General rules of thumb

Date: 2024-02-09

I have been regularly going back and forth between styles and patterns in Rust so I decided to write down some rules of thumb that I should remember.

Representing Commands and Queries

Because Commands share some behaviours and have the same return type, it is tempting to do like this:

enum Command {
    Create,
    Update,
    Delete,
}
 
impl Command {
  // ...
}

However, for Queries it is not possible because they don't share the same return type.

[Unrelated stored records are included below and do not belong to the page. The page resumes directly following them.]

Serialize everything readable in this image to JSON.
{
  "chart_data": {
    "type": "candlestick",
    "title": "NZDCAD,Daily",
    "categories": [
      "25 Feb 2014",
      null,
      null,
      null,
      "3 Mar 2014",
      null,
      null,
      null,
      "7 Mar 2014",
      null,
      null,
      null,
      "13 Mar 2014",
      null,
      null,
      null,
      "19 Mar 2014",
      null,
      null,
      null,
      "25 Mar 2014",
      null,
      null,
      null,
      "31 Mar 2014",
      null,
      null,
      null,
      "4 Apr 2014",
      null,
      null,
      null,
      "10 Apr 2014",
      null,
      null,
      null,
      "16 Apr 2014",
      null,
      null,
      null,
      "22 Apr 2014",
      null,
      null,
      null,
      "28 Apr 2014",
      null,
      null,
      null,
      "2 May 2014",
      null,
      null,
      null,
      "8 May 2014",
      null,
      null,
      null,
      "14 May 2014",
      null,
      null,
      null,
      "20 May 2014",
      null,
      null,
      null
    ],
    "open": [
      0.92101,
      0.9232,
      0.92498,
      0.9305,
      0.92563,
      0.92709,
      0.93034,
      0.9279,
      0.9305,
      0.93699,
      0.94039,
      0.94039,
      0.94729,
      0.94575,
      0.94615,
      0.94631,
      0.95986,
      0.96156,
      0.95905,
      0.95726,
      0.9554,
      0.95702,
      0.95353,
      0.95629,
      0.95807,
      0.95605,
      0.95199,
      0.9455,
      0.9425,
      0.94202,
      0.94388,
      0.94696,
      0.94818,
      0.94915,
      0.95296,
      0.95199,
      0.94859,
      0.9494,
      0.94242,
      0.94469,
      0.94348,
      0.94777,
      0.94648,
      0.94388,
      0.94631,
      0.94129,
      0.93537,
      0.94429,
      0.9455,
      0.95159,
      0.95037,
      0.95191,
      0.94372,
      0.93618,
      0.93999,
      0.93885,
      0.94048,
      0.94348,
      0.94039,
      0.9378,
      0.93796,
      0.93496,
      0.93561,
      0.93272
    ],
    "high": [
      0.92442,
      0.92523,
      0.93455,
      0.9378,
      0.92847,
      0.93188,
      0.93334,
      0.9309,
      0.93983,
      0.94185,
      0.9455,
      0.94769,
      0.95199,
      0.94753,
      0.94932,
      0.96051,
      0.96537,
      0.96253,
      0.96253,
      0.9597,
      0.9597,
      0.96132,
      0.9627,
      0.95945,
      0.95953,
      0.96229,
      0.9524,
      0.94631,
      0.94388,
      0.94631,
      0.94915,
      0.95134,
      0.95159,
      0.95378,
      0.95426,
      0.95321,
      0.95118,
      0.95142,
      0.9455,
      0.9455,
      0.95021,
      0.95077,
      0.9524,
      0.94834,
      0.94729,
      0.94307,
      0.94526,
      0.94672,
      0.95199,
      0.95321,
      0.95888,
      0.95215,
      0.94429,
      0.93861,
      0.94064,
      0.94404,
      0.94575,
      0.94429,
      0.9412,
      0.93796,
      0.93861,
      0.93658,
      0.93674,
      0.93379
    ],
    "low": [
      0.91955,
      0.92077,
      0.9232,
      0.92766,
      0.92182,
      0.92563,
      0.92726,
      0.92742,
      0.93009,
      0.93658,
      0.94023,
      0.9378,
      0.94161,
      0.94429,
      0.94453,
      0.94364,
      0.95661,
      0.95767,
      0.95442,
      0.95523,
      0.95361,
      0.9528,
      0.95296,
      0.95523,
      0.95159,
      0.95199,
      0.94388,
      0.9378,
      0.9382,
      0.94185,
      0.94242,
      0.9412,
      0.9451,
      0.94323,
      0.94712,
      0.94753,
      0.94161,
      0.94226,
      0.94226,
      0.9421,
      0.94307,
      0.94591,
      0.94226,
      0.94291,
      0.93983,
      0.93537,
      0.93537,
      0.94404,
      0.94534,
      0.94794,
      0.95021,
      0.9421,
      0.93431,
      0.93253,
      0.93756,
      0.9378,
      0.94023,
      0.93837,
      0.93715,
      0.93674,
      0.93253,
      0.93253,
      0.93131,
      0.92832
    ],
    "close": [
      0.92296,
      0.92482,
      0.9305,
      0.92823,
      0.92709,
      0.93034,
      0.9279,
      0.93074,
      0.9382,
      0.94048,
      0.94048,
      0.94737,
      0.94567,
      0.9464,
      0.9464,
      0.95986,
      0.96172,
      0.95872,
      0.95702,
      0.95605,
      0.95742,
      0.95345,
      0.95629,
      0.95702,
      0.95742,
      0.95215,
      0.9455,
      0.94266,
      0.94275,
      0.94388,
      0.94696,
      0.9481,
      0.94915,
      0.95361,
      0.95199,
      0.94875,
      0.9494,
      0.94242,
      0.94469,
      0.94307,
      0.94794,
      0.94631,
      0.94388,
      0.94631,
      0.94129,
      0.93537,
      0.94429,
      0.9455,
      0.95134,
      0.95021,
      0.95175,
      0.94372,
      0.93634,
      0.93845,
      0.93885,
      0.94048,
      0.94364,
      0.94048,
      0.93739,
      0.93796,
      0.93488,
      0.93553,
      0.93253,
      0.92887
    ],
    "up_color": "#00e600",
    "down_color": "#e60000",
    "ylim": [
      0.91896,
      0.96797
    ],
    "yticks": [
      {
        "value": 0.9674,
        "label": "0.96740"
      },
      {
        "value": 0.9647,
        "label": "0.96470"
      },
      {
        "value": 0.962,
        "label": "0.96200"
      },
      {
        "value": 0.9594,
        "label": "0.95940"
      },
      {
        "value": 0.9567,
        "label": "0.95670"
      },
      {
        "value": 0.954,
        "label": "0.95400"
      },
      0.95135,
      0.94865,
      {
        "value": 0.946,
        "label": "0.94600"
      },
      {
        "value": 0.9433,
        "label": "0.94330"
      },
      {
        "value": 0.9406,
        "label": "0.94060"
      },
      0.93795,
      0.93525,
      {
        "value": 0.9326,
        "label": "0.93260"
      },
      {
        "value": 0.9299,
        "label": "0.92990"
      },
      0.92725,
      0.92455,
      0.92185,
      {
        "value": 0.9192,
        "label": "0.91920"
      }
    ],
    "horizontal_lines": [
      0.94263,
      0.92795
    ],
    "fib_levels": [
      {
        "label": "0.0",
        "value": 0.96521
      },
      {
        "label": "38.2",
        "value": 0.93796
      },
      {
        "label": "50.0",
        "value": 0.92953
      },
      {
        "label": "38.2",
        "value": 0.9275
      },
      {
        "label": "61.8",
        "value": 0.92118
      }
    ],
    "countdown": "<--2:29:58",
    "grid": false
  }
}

So, we have to do like this:

struct GetUser {
    id: Uuid,
}
 
struct GetUsers {
    page: i32,
    limit: i32,
}

For better consistency, we should do the same for Commands and put the shared logic into a Listener:

 
impl<R> Execute<R> for Create {
    fn execute(&self, runtime: R) {
      // ...
      self.listen(events).await;
    }
}
 
impl<R> Listen for R
where
    R: AuthStore + UserRepository,
{
    type Event = Event;
    type Error = ServiceError;
 
    async fn listen(&self, events: &[Self::Event]) -> Result<(), Self::Error> {
        // ...
    }
}

Some naming conventions

  1. Keep the name simple and work with modules. For example, instead of UserRepository, use user::Repository.
  2. Use verbs for Commands and Queries.
  3. Traits should not overlap common names such as Event or Projection, use a verb to describe the action. For example, Listen or Execute.

Generics in traits

In Rust there are two ways of putting generics in traits :

trait MyTrait<T> {
    fn my_method(&self, t: T);
}
 
trait MyTrait {
    type T;
    fn my_method(&self, t: Self::T);
}

They both have some use cases but try to use the second one as it is more flexible and explicit.

trait Execute<R> {
  type Error;
  fn execute(&self, runtime: R) -> Result<(), Error>;
}

Here, it is useful to use R as a generic here because we can define the Execute trait multiple times on a same struct for different runtimes. However it is unlikely that we need to define it for different Error types. In other words, for a given Runtime, the Error should be always the same.